At least two small business owners in Decatur say the federal government's expanded unemployment benefits have become counterproductive, but an advocacy group said there are Alabama residents who need the extra money as Congress debates an extension of the program.
Mark Whitt, owner of three Whitt’s barbecue restaurants in Decatur and Caddo, said the additional $600 weekly that unemployed workers have been receiving from the federal government is detrimental to small businesses like his because it reduces the incentive to work.
He said because of a shortage of workers he was forced to temporarily close his restaurant on Spring Avenue Southwest. He said he had workers leave and not come back to work after one of his employees was asymptomatic but tested positive for COVID-19. He said some people are working a short time and quit showing up.
“People come to work four or five hours and then disappear,” he said. “They can draw more money from the federal government not working than I can pay them working. We’re advertising for workers, but no one wants to show up for work. There’s no incentive to work.
“I feel the $600 extra was good for a short time, but it’s time to stop it.”
Unemployed workers in Alabama have been receiving the weekly $600 federal benefit, approved under the CARES Act, in addition to $275 in state benefits, but the federal program expires Friday. Congress is negotiating a new package of aid related to hardships caused by the coronavirus pandemic, with House Democrats wanting to extend the current expanded unemployment benefit and Senate Republicans wanting to reduce it.
Alabama Arise, a nonprofit advocacy group for low-income Alabamians, is urging Congress to extend the weekly $600 federal supplement.
“We don’t want to see a sunset on this provision based on an arbitrary time limit,” said Alabama Arise Policy Analyst Dev Wakeley. “If the $600 supplement is taken off the table, there are about 350,000 Alabama renters pressured to make ends meet who could be evicted.” He said that will lead to homelessness and despair in the state.
Wakeley said Congress needs to offer a comprehensive plan that will help small businesses stay open during these times.
“A small business shouldn’t have to close its doors and business, and individuals should not be financially stressed because of a pandemic,” he said.
Paid 'not to work'
Whitt said cashiers at the restaurants’ drive-thru windows start at $8 an hour.
“We have about five people cooking and cutting at the Spring Avenue location for the other two restaurants,” he said. “We’d be open tomorrow if we can get the help. We just can’t get people to show up for work. People are afraid to work and get paid more not to work.”
He has a target date of early September to reopen the Spring Avenue restaurant, which has been there since 1976. He said he needs 13 workers to get through the day at that restaurant.
He said his overall business is down 25% to 30% because of the pandemic and its effects.
His restaurant is not alone. Across north Alabama fast-food restaurants and small businesses have help wanted signs on their doors.
At Big Bob Gibson’s Bar-B-Q on Sixth Avenue Southeast, General Manager Paul Collins said the shortage of workers has his dining room closed.
“When the government is paying you $600 a week because of COVID-19 and then $275 a week in unemployment, why would anybody want to work a job?” Collins said. “We don’t have the staff we need to open the dining room.”
He said another factor is the lack of work-release inmates available because of pandemic precautions.
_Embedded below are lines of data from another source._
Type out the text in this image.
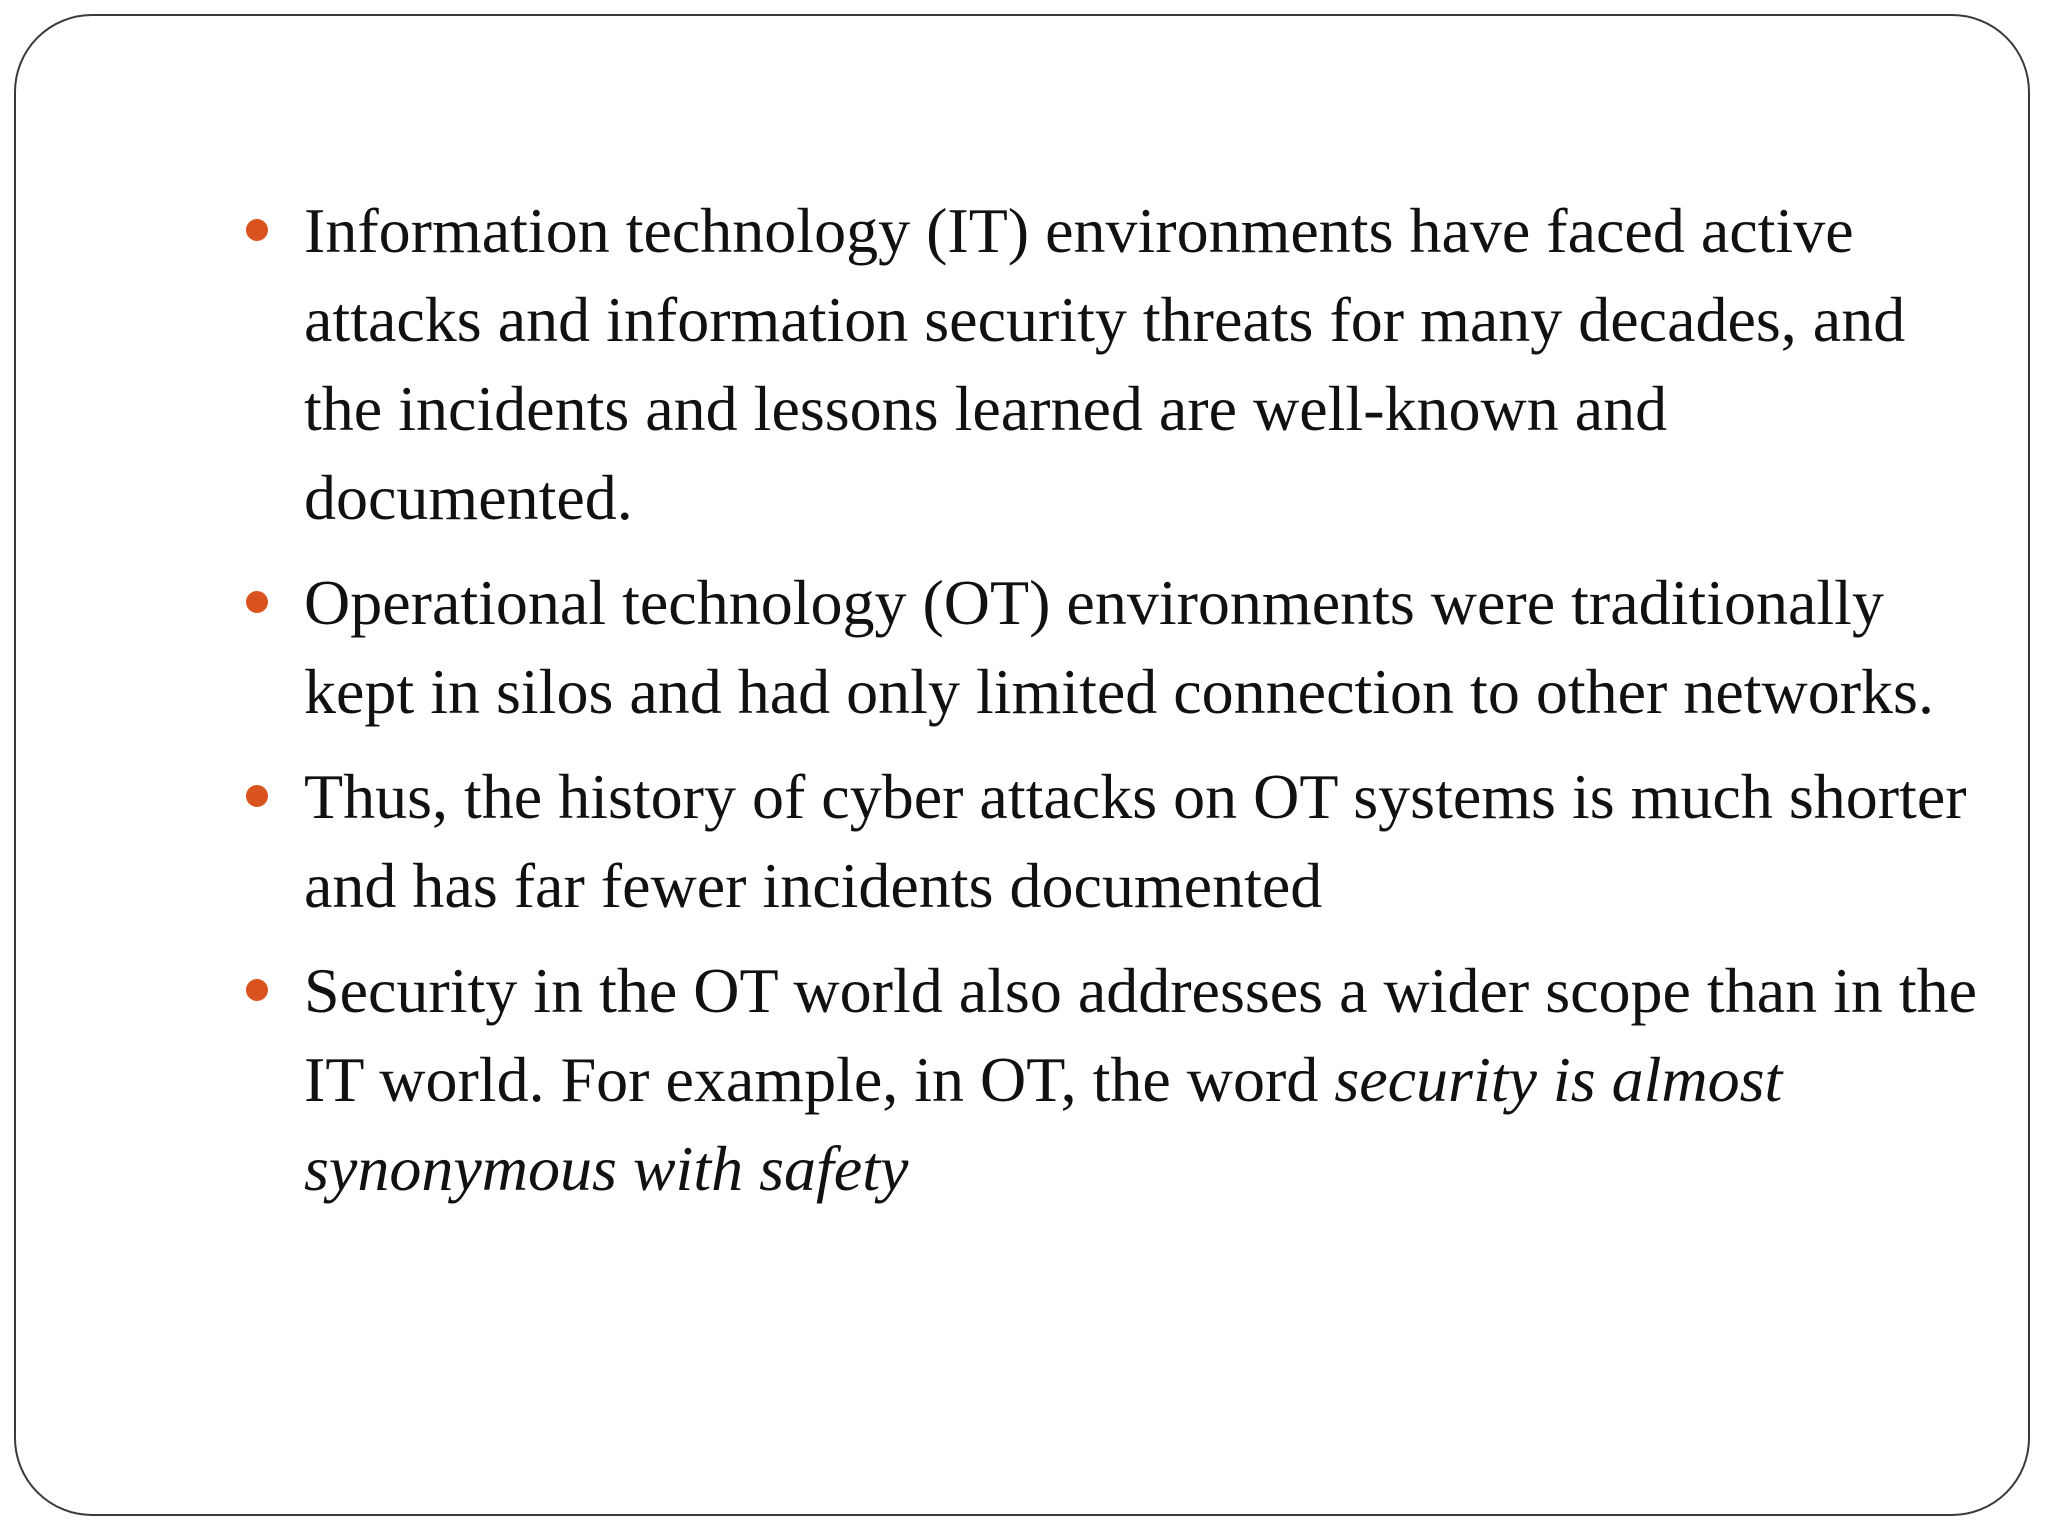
Information technology (IT) environments have faced active attacks and information security threats for many decades, and the incidents and lessons learned are well-known and documented.
Operational technology (OT) environments were traditionally kept in silos and had only limited connection to other networks.
Thus, the history of cyber attacks on OT systems is much shorter and has far fewer incidents documented
Security in the OT world also addresses a wider scope than in the IT world. For example, in OT, the word security is almost synonymous with safety
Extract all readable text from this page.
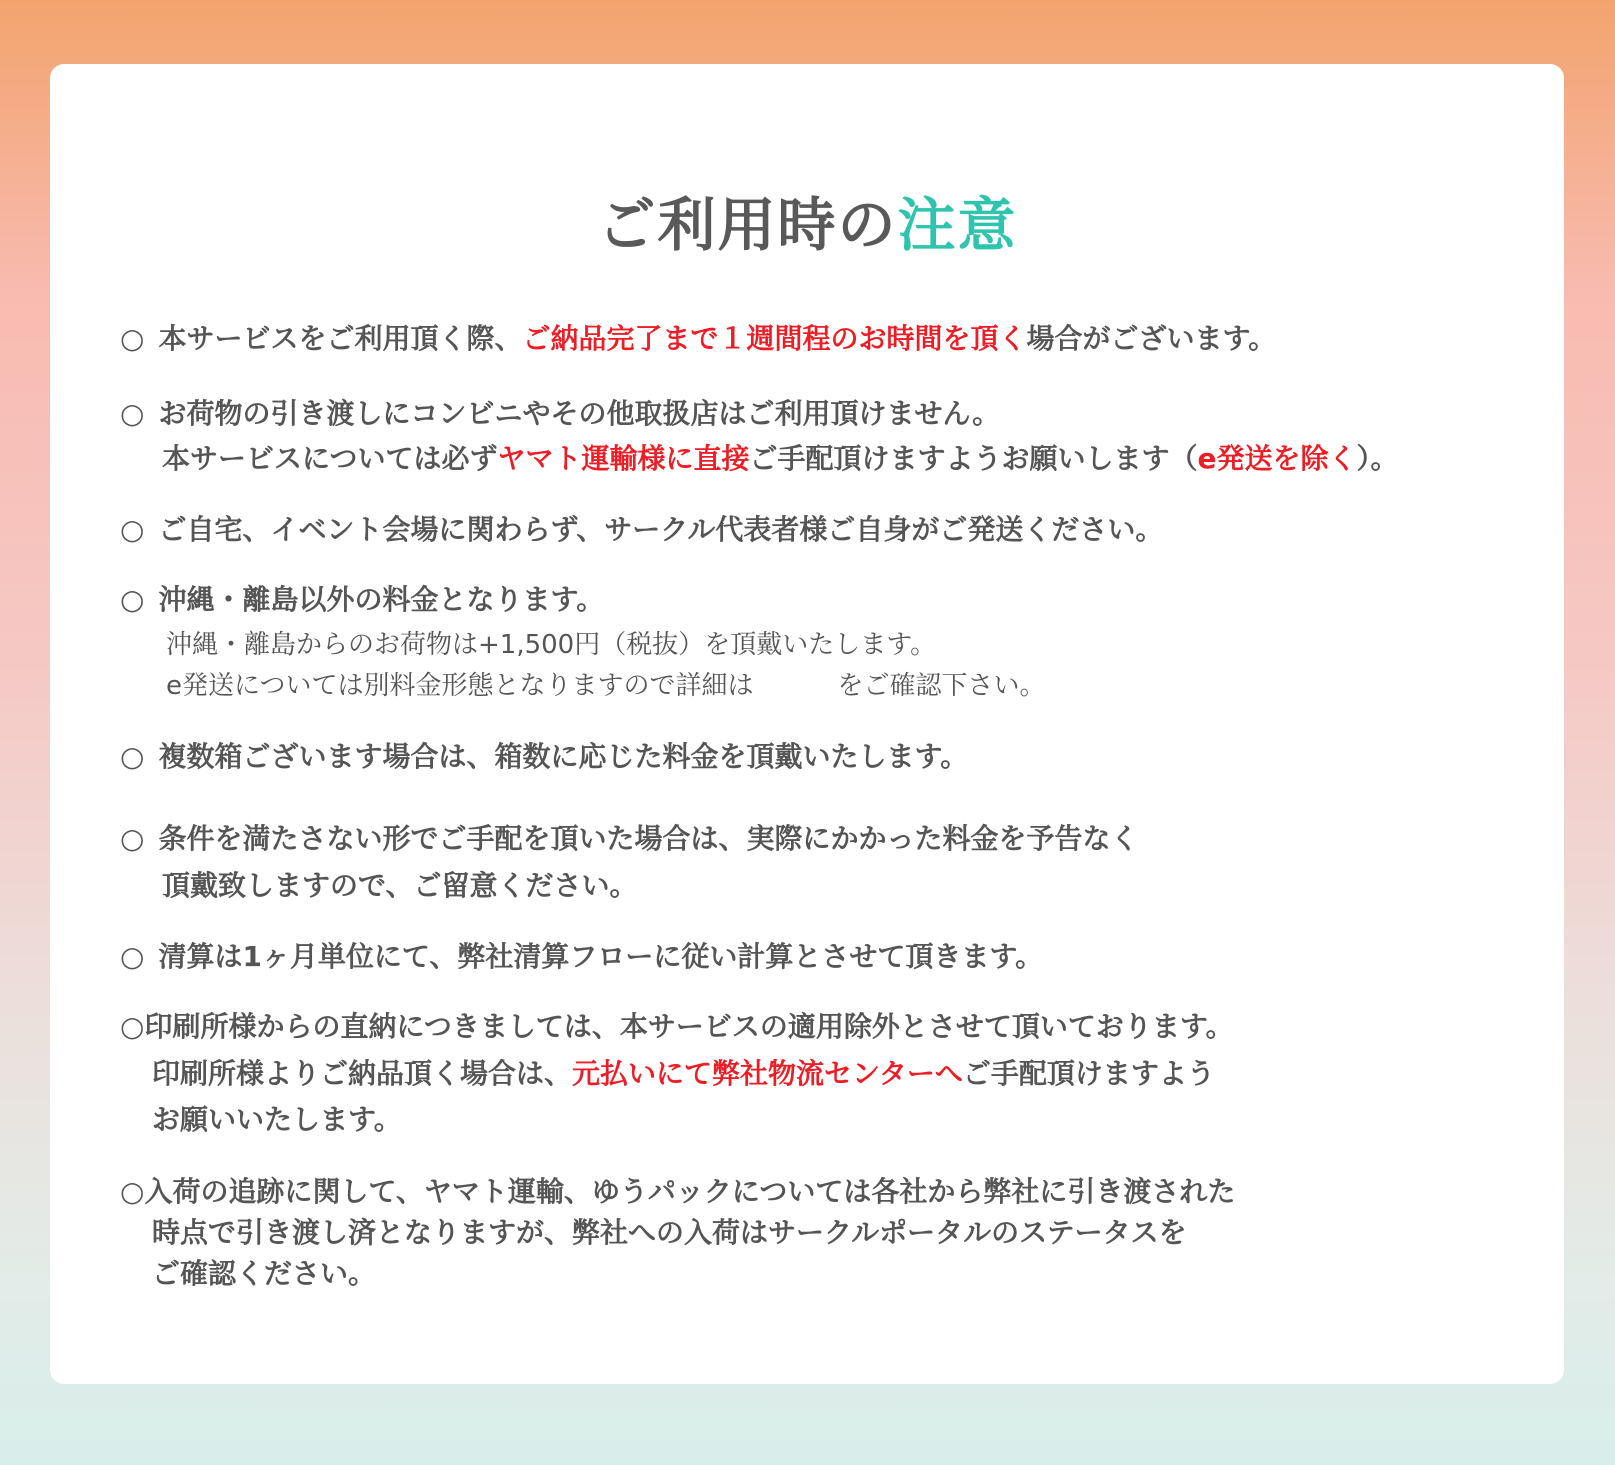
ご利用時の注意
○ 本サービスをご利用頂く際、ご納品完了まで１週間程のお時間を頂く場合がございます。
○ お荷物の引き渡しにコンビニやその他取扱店はご利用頂けません。
本サービスについては必ずヤマト運輸様に直接ご手配頂けますようお願いします（e発送を除く）。
○ ご自宅、イベント会場に関わらず、サークル代表者様ご自身がご発送ください。
○ 沖縄・離島以外の料金となります。
沖縄・離島からのお荷物は+1,500円（税抜）を頂戴いたします。
e発送については別料金形態となりますので詳細は	をご確認下さい。
○ 複数箱ございます場合は、箱数に応じた料金を頂戴いたします。
○ 条件を満たさない形でご手配を頂いた場合は、実際にかかった料金を予告なく
頂戴致しますので、ご留意ください。
○ 清算は1ヶ月単位にて、弊社清算フローに従い計算とさせて頂きます。
○印刷所様からの直納につきましては、本サービスの適用除外とさせて頂いております。
印刷所様よりご納品頂く場合は、元払いにて弊社物流センターへご手配頂けますよう
お願いいたします。
○入荷の追跡に関して、ヤマト運輸、ゆうパックについては各社から弊社に引き渡された
時点で引き渡し済となりますが、弊社への入荷はサークルポータルのステータスを
ご確認ください。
He said they have been an integral part of the staff.
He said business is down between 40% and 60% at times.
Enrique Salcido, owner of Las Vias Mexican Restaurant on Sixth Avenue Southeast in Decatur, said his business has been lucky to avoid layoffs but he did cut staff hours from March 20 to May 11 when Gov. Kay Ivey and state health officials ordered restaurant dining rooms closed and only to-go orders could be filled.
“We’re a family business, too,” he said. “In March, when dining in was ordered closed, we didn’t lay anybody off, we just alternated our staff’s hours.”
He said his full-time staffers were cut from 20 to 10. “We haven’t had any problems keeping workers,” Salcido said. “Our staff has been loyal."
He said business is down about 25% to 30% this time of year. "Maybe people are afraid to get out," he added.
Not taking handout
A local car saleswoman said she was selling furniture in Madison when nonessential businesses were ordered closed in March.
Alexis Calvert of Decatur said she was thankful for the $600 federal benefit in addition to her weekly $275 state unemployment, but she is wary some people are taking advantage of the federal program.
Calvert said she collected the $875 a week for about a month until Hyundai of Decatur called her for a job. A couple of weeks later the furniture store asked her to return.
“While on unemployment, I could have stayed home and made more not working, but that’s not right. I don’t like that people are turning down jobs and making money staying at home doing nothing," she said.
She said the program allowed her to pay her bills because she was laid off due to the pandemic.
“I’m glad the program was offered when I was not working,” she said. “It was a great plan, but people do abuse it. Now just about everything is back open, and I believe people should go back to work.”
Alabama Arise's Wakeley said the U.S. Department of Labor is working to get people off the unemployment rolls, including those believed to be cheating the system. He said some cancer survivors and those who have diabetes could be in danger being back in a workplace during the pandemic.
“People shouldn’t have to go back to work if their lives are at risk,” he said.